(작성중)(ENG) Attention Is All You Need Paper Review

1. Background

RNN models

Previously, RNN, gated RNNs, and LSTMs were considered SOTA models in NLP tasks. However, because RNNs encode all input words it had a Long-Term Dependency Problem, where if input words were longer, it fails to train efficiently. The sequential nature of RNNs make parallelization difficult. [link to blog]

Seq2Seq models

Before the Attention mechanism was put in ligmlight, Seq2Seq model based on LSTM was the SOTA model for machine translation. However, the Seq2Seq model requires a fixed size of convex vector. Therefore, all given sentences had to be compressed to a fixed size vector, which introduced a major limitation. Seq2Seq models had a critical bottleneck problem, where all encoded information from the source sentence had to be crammed into a single context vector $v$. When dealing with long sentences, this single vector $v$ became overloaded, leading to loss of information and poor translation quality. This limitation hindered the model’s ability to handle long-range dependencies in text.

Seq2Seq models with Attention Mechanism

To address this bottleneck issue, researchers implemented attention mechanism to Seq2Seq models. This allowed the model to focus on different parts of the input sentence dynamically at each decoding step. Instead of relying on a single fixed-size context vector $v$, the decoder selectively attends to relevant portions of the source sentence. So how does the decoder selectively retrieve relevant information?

Step 1

The decoder computes an energy score to measure the relevance between the current decoder hidden state and each encoder hidden state. This is typically computed using methods such as dot product, additive, or scaled dot-product attention. The energy score $e_i$ quantifies how relevant the encoder hidden state $h_i$ is to the current decoder hidden state $s_t$.

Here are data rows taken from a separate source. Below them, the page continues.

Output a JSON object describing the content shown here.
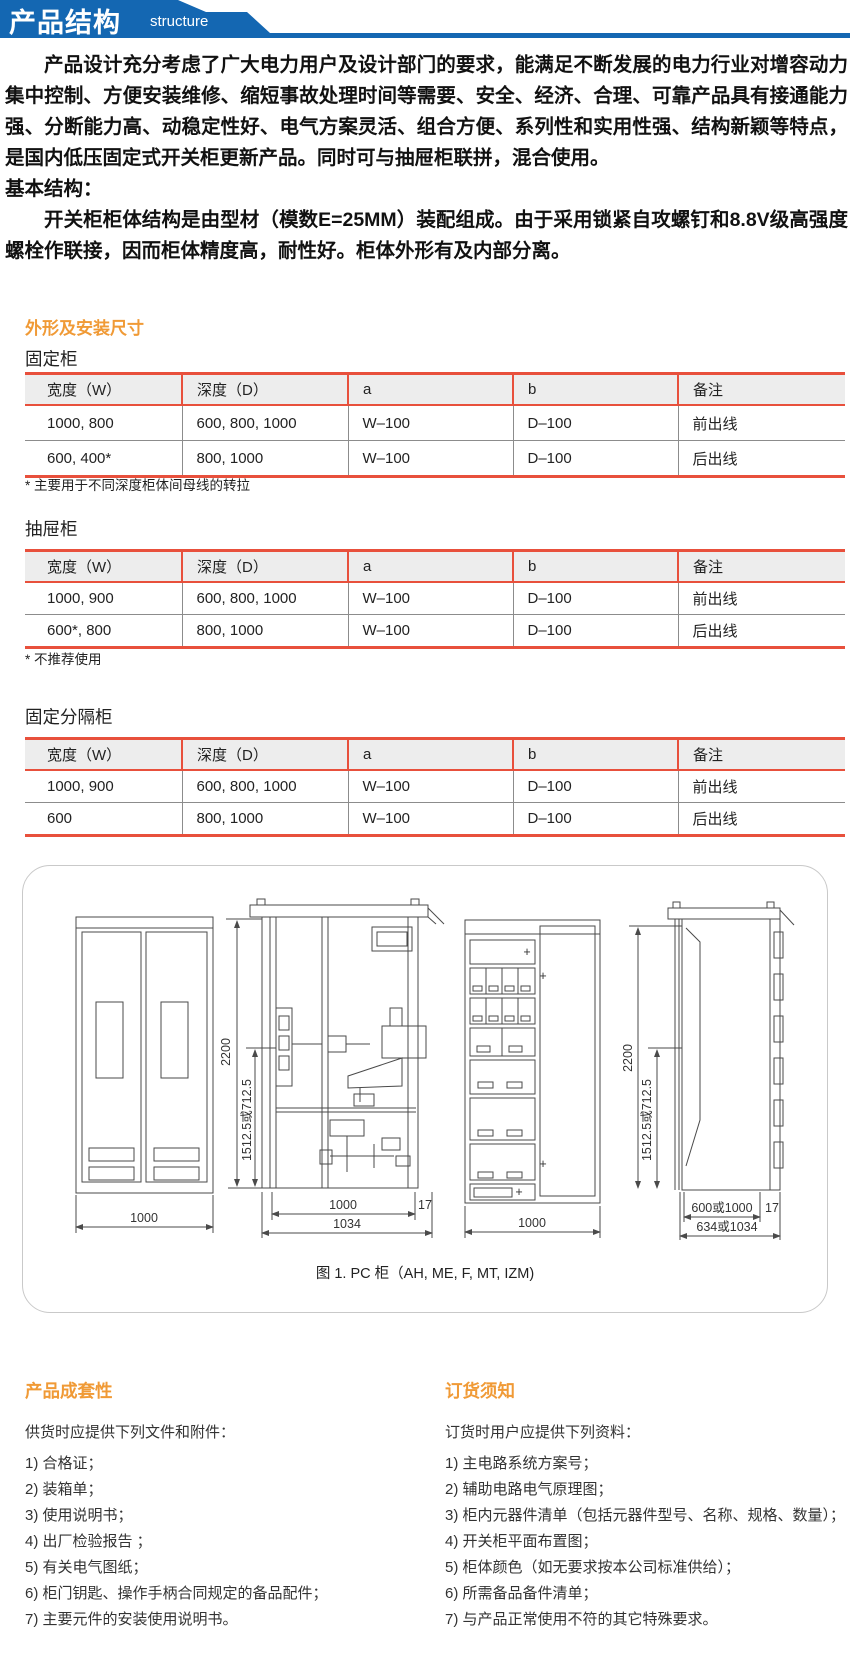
{
  "banner": {
    "title": "产品结构",
    "subtitle": "structure"
  },
  "intro": {
    "p1": "产品设计充分考虑了广大电力用户及设计部门的要求，能满足不断发展的电力行业对增容动力集中控制、方便安装维修、缩短事故处理时间等需要、安全、经济、合理、可靠产品具有接通能力强、分断能力高、动稳定性好、电气方案灵活、组合方便、系列性和实用性强、结构新颖等特点，是国内低压固定式开关柜更新产品。同时可与抽屉柜联拼，混合使用。",
    "basic_label": "基本结构：",
    "p2": "开关柜柜体结构是由型材（模数E=25MM）装配组成。由于采用锁紧自攻螺钉和8.8V级高强度螺栓作联接，因而柜体精度高，耐性好。柜体外形有及内部分离。"
  },
  "dimensions": {
    "section_title": "外形及安装尺寸",
    "headers": [
      "宽度（W）",
      "深度（D）",
      "a",
      "b",
      "备注"
    ],
    "tables": [
      {
        "name": "固定柜",
        "rows": [
          [
            "1000, 800",
            "600, 800, 1000",
            "W–100",
            "D–100",
            "前出线"
          ],
          [
            "600, 400*",
            "800, 1000",
            "W–100",
            "D–100",
            "后出线"
          ]
        ],
        "footnote": "* 主要用于不同深度柜体间母线的转拉"
      },
      {
        "name": "抽屉柜",
        "rows": [
          [
            "1000, 900",
            "600, 800, 1000",
            "W–100",
            "D–100",
            "前出线"
          ],
          [
            "600*, 800",
            "800, 1000",
            "W–100",
            "D–100",
            "后出线"
          ]
        ],
        "footnote": "* 不推荐使用"
      },
      {
        "name": "固定分隔柜",
        "rows": [
          [
            "1000, 900",
            "600, 800, 1000",
            "W–100",
            "D–100",
            "前出线"
          ],
          [
            "600",
            "800, 1000",
            "W–100",
            "D–100",
            "后出线"
          ]
        ],
        "footnote": ""
      }
    ]
  },
  "figure": {
    "caption": "图 1. PC 柜（AH, ME, F, MT, IZM)",
    "dims": {
      "front_width": "1000",
      "side_height": "2200",
      "side_partial_height": "1512.5或712.5",
      "side_inner_width": "1000",
      "side_gap": "17",
      "side_outer_width": "1034",
      "drawer_front_width": "1000",
      "side2_height": "2200",
      "side2_partial_height": "1512.5或712.5",
      "side2_inner_width": "600或1000",
      "side2_gap": "17",
      "side2_outer_width": "634或1034"
    }
  },
  "completeness": {
    "title": "产品成套性",
    "lead": "供货时应提供下列文件和附件：",
    "items": [
      "1) 合格证；",
      "2) 装箱单；",
      "3) 使用说明书；",
      "4) 出厂检验报告 ；",
      "5) 有关电气图纸；",
      "6) 柜门钥匙、操作手柄合同规定的备品配件；",
      "7) 主要元件的安装使用说明书。"
    ]
  },
  "ordering": {
    "title": "订货须知",
    "lead": "订货时用户应提供下列资料：",
    "items": [
      "1) 主电路系统方案号；",
      "2)  辅助电路电气原理图；",
      "3) 柜内元器件清单（包括元器件型号、名称、规格、数量）；",
      "4) 开关柜平面布置图；",
      "5) 柜体颜色（如无要求按本公司标准供给）；",
      "6) 所需备品备件清单；",
      "7) 与产品正常使用不符的其它特殊要求。"
    ]
  },
  "colors": {
    "banner_blue": "#1467b2",
    "accent_orange": "#f09a36",
    "table_red": "#e8503c"
  }
}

\[e_i = \text{score}(s_t, h_i)\]

Step 2

Then, the energy scores are converted into probabilities using a softmax function to obtain attention weights, which determine how much focus is given to each encoder state.

\[\alpha_i = \frac{\exp(e_i)}{\sum_j \exp(e_j)}\]

Step 3

The final context vector is obtained as a weighted sum of all encoder hidden states, where higher-weighted states contribute more to the final representation. This ensures that the model focuses more on important words (higher $\alpha_i $) while still considering others with lower importance.

\[c_t = \sum_{i} \alpha_i h_i\]

Transformer Models

In this paper, Google researchers propose Transformers, a model architecture that utilizes only attention mechanisms without use of RNN architecture. In fact, transformers could be trained with smaller computatational resources due to its parallelization-friendly structure.

2. Model Architecture

As stated above, transformers do not use RNN architecture. It instead uses attention mechanism and positional encoding.

Encoder and Decoder Stacks

Both the encoder and decoder are composed of N = 6 identical layers, where each layer consists of the following sub-layers.

Encoder Sub-layers

  1. Multi-head Self-Attention : allows the model to attend to different positions in the input sequence
  2. Feed Forward Network : applies a point-wise transformation to enhance the representation
  3. Layer Normalization and Residual Connections : to ensure stable training, residual connections and layer normalization are applied after each sub-layer.

Decoder Sub-layers

The decoder follows a similar structure but includes an additional cross-attention layer.

  1. Masked Multi-Head Self-Attention
  2. Cross-Attention over Encoder Outputs
  3. Feed-Forward Network (FFN)
  4. Layer Normalization and Residual Connections

Attention

TL;DR : Attention is computed to determine how much attention each word should pay to the others.

For calculating attention, 3 vectors : Query, Key, Value is used. The attention mechanism compares the Query with all Keys, assigns weights using softmax, and produces a weighted sum of the Values. Attention is merely a weighted average - which is powerful when the weights are learned.

For the following sentence: The cat sat on the mat, if we set Q as “sat”,

\[Q = "sat" K = V =\]

Multi-Head Attention

Instead of a single attention function, Multi-Head Attention utilizies multiple heads. The head is a scaled dot product attention.